Parents of public schools students in New York City (and across New York state) have mobilized for a mass boycott of the new Common Core standardized tests, which started last week. Boycotters said that the new tests include material not yet covered in the current city curriculum.
According to parents and advocacy groups, the numbers of participants in this boycott would be higher if it weren’t for intimidation tactics used by the State Education Department and the Department of Education.
Parents from 33 schools have already told the administration and the teachers that they don’t have permission to administer the tests to their children. Parents have expressed a desire to end use of so-called “high stakes” testing tied to the Common Core curriculum. Parents want teachers to be able to provide creative lessons that include history and the arts instead of just teaching to the test.
According to critics, too much testing has contributed to the recent rise in cheating by teachers and administrators, higher teacher turnover, a decrease in classes that teach the arts and a segregation of students based on exam scores.
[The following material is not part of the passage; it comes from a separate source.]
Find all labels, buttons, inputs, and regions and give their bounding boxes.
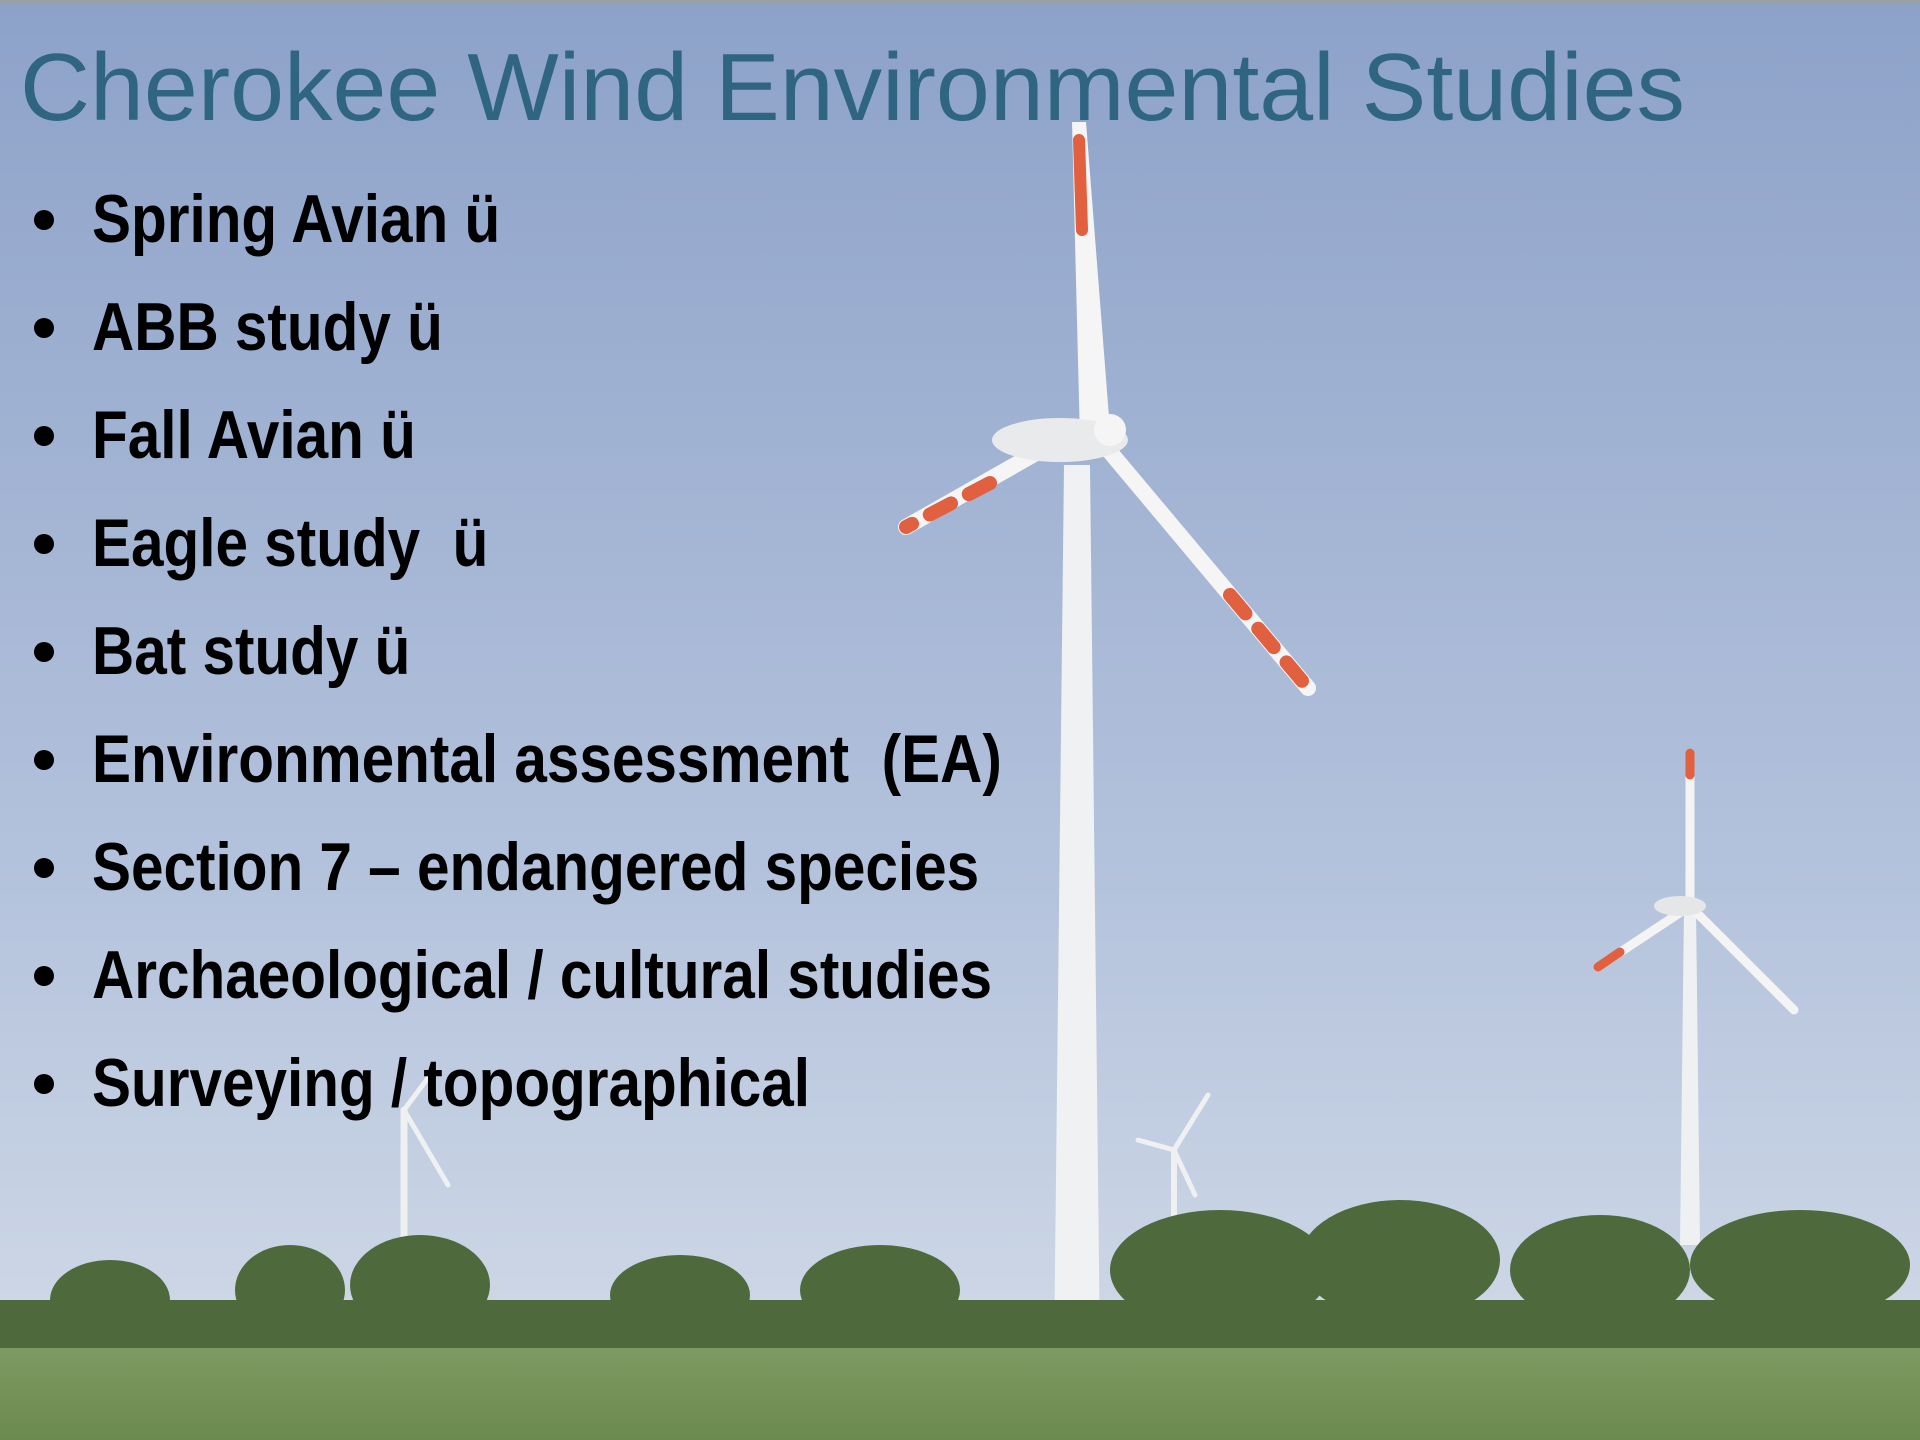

According to Chancellor Dennis Walcott of the Department of Education, children are expected to do poorly on this year’s tests because these tests are based on an as-yet-unused curriculum. Parents were also warned that refusing to let their kids take the exam is against the law. But anti-test-taking parents went on with the show. The DOE also said that the new test, while difficult, still includes much of what’s already a part of the Common Core.
Several parents spoke out on how they felt about a consistently changing curriculum at the children’s expense.
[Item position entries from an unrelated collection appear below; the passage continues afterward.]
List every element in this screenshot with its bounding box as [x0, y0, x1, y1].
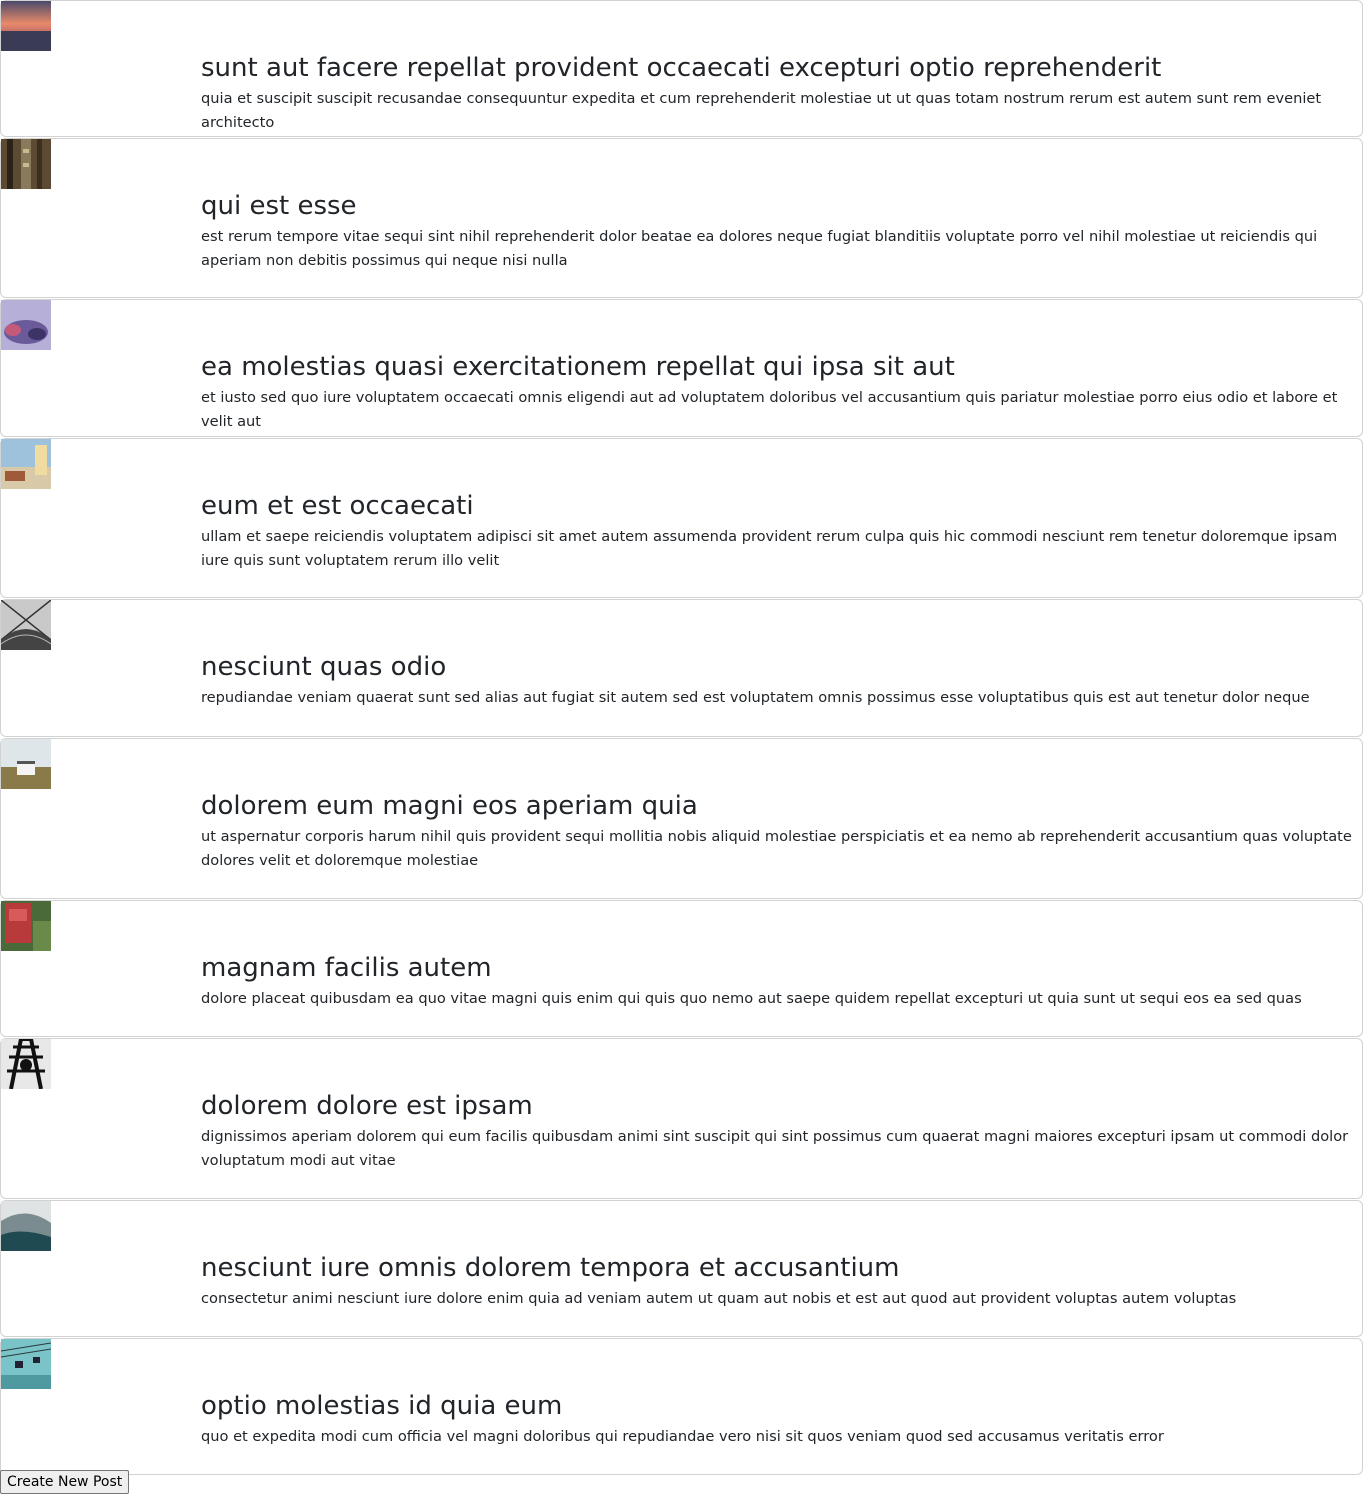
post-title: ea molestias quasi exercitationem repell… — [201, 352, 955, 382]
post-title: dolorem dolore est ipsam — [201, 1091, 533, 1121]
post-text: quia et suscipit suscipit recusandae con… — [201, 90, 1322, 131]
post-thumbnail-image — [1, 300, 51, 350]
post-title: nesciunt iure omnis dolorem tempora et a… — [201, 1253, 900, 1283]
post-thumbnail-image — [1, 600, 51, 650]
post-title: dolorem eum magni eos aperiam quia — [201, 791, 698, 821]
post-text: est rerum tempore vitae sequi sint nihil… — [201, 228, 1318, 269]
post-title: qui est esse — [201, 191, 357, 221]
post-title: optio molestias id quia eum — [201, 1391, 563, 1421]
post-body: qui est esse est rerum tempore vitae sequ… — [1, 139, 1362, 273]
post-card[interactable]: magnam facilis autem dolore placeat quibu… — [0, 900, 1363, 1037]
post-card[interactable]: nesciunt quas odio repudiandae veniam qua… — [0, 599, 1363, 737]
post-body: optio molestias id quia eum quo et expedi… — [1, 1339, 1362, 1449]
post-thumbnail-image — [1, 739, 51, 789]
post-body: sunt aut facere repellat provident occae… — [1, 1, 1362, 135]
post-card[interactable]: ea molestias quasi exercitationem repell… — [0, 299, 1363, 437]
post-thumbnail-image — [1, 139, 51, 189]
post-thumbnail-image — [1, 901, 51, 951]
post-text: ut aspernatur corporis harum nihil quis … — [201, 828, 1352, 869]
post-card[interactable]: qui est esse est rerum tempore vitae sequ… — [0, 138, 1363, 298]
post-card[interactable]: dolorem dolore est ipsam dignissimos aper… — [0, 1038, 1363, 1199]
post-body: nesciunt quas odio repudiandae veniam qua… — [1, 600, 1362, 710]
post-text: ullam et saepe reiciendis voluptatem adi… — [201, 528, 1338, 569]
post-thumbnail-image — [1, 1039, 51, 1089]
post-card[interactable]: eum et est occaecati ullam et saepe reici… — [0, 438, 1363, 598]
post-text: quo et expedita modi cum officia vel mag… — [201, 1428, 1164, 1445]
post-thumbnail-image — [1, 439, 51, 489]
post-card[interactable]: optio molestias id quia eum quo et expedi… — [0, 1338, 1363, 1475]
post-body: dolorem dolore est ipsam dignissimos aper… — [1, 1039, 1362, 1173]
post-body: dolorem eum magni eos aperiam quia ut asp… — [1, 739, 1362, 873]
post-text: repudiandae veniam quaerat sunt sed alia… — [201, 689, 1310, 706]
post-text: dignissimos aperiam dolorem qui eum faci… — [201, 1128, 1349, 1169]
post-thumbnail-image — [1, 1, 51, 51]
post-card[interactable]: sunt aut facere repellat provident occae… — [0, 0, 1363, 137]
post-text: consectetur animi nesciunt iure dolore e… — [201, 1290, 1237, 1307]
post-card[interactable]: nesciunt iure omnis dolorem tempora et a… — [0, 1200, 1363, 1337]
create-new-post-button[interactable]: Create New Post — [0, 1470, 130, 1494]
post-body: ea molestias quasi exercitationem repell… — [1, 300, 1362, 434]
post-title: sunt aut facere repellat provident occae… — [201, 53, 1162, 83]
post-body: nesciunt iure omnis dolorem tempora et a… — [1, 1201, 1362, 1311]
post-body: eum et est occaecati ullam et saepe reici… — [1, 439, 1362, 573]
post-thumbnail-image — [1, 1201, 51, 1251]
post-card[interactable]: dolorem eum magni eos aperiam quia ut asp… — [0, 738, 1363, 899]
post-text: et iusto sed quo iure voluptatem occaeca… — [201, 389, 1338, 430]
post-text: dolore placeat quibusdam ea quo vitae ma… — [201, 990, 1302, 1007]
post-body: magnam facilis autem dolore placeat quibu… — [1, 901, 1362, 1011]
post-thumbnail-image — [1, 1339, 51, 1389]
post-title: eum et est occaecati — [201, 491, 474, 521]
post-title: magnam facilis autem — [201, 953, 492, 983]
post-title: nesciunt quas odio — [201, 652, 447, 682]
“Why put our children through this exercise? This is surely education malpractice. You can also call it child abuse,” said Marco Battistella. “We know our rights as parents, and we have an obligation to protect our children. None of the top performing private schools (where Board of Regents children have attended) give these tests. Could that be why there are no consequences for their opting out?”
Evelyn Cruz followed suit.
“I have watched as my son, who once loved school, now comes home complaining about all the test prep and emphasis on testing,” said Cruz, the parent of a sixth grader. “He doesn’t want to go to school anymore. We parents are coming together to tell the mayor and the chancellor that despite attempts at fear and intimidation, we say, ‘No more!’”
The boycott has a precedent. Back in 2001, two thirds of the eighth grade class at Scarsdale Middle School in Westchester County–with the encouragement of parents, educators, school officials–refused to take the exams.
According to parent Cynthia Copeland, the new test was the last straw with a system she’s grown tired of.
“We have had enough of the endless test prep that comes with high-stakes testing tied to promotion decisions, teacher evaluations, school report card grades and closing of schools,” said Copeland.